As the Federal Reserve gears up to cull its bond holdings sooner and faster than it has previously, officials say a new tool, combined with lessons from the past, should help smooth the process and avoid the market upheaval its earlier effort ultimately triggered.
Still, Fed leaders will have to tread carefully as they figure out how much they can realistically shrink their roughly $9 trillion portfolio, and some analysts believe they will need to employ more aggressive measures than last time. It's a critical question facing the Fed as it looks to right-size its asset holdings, which roughly doubled in less than two years as it amassed Treasuries and mortgage-backed securities to help lower borrowing costs and cushion the economy and markets from the coronavirus pandemic.
With unemployment back to near pre-pandemic levels and inflation running very high, officials say the same amount of support is no longer needed. But it is unclear how small the balance sheet will get. As officials feel their way down to a smaller balance sheet, they will need to keep a close eye on markets, and the economy, to know if they've gone too far.
WHAT COULD GO WRONG?
The last time officials tried to reduce their bond holdings, from the end of 2017 to autumn 2019, they only managed to shrink the balance sheet by about 15% or so before they ran into trouble. That was because the level of reserves, or deposits that banks hold with the Fed, got too low, which led to a spike in short-term borrowing costs in September 2019.

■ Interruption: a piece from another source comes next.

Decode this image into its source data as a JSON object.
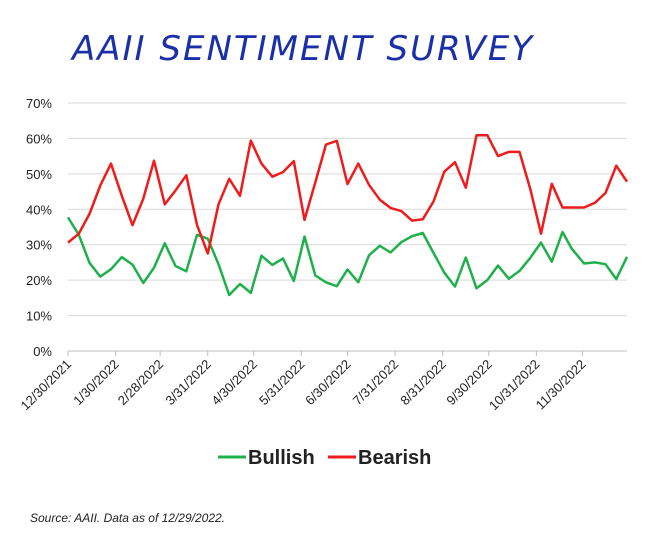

Officials are more ambitious this time, with some eyeing a level below where it was before the global health crisis began in early 2020 - a reduction of greater than 50%. But some economists say it's not yet clear whether the Fed will be able to get that far, or if it can go even lower thanks to other central bank facilities now in place.
WILL THE FED HAVE TO SELL BONDS OUTRIGHT?

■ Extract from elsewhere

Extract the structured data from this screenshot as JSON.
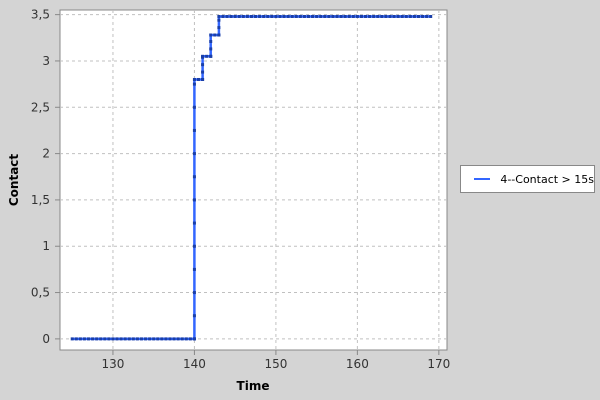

That's a big unknown, and while Fed officials have not ruled anything out, they've generally shied from discussion of actively selling assets rather than allowing the reduction to occur passively by letting bonds roll off the portfolio as they mature. It's not clear that the portfolio's maturity schedule will allow the Fed to shrink its holdings as fast as some would like, however.
Some analysts, like Zoltan Pozsar at Credit Suisse, argue that the Fed may be pressed into bond sales this time because of the size of the inflation threat, the run-up in risky assets during the Fed's quantitative easing phase and a flattening Treasury yield curve.
This time, "outright asset sales, if inflation, exuberance, or a curve inversion so dictate, are not at all unlikely," Pozsar wrote in a report.
HOW WILL THEY KNOW THEY'VE GONE TOO LOW?
The balance sheet levels seen before the pandemic may not be a good gauge for how low holdings can get this time around. One factor is that "banks' demand for reserves varies over time," Lorie Logan, an executive vice president in the Markets Group of the New York Fed, said earlier this month during an interview with the Macro Musings podcast.
To figure out if reserves are falling too low, the Fed will keep an eye on money markets, Logan said. As she and other New York Fed officials explained in a recent blog post, the relationship between the effective federal funds rate (EFFR), or the Fed's main target rate, and the interest rate that the Fed pays on reserve balances (IORB) is important.
The two rates trade further apart when reserves are abundant, as they were between 2013 and 2014. And the rates trade closer together when reserve balances are declining, as they were between 2017 and 2019.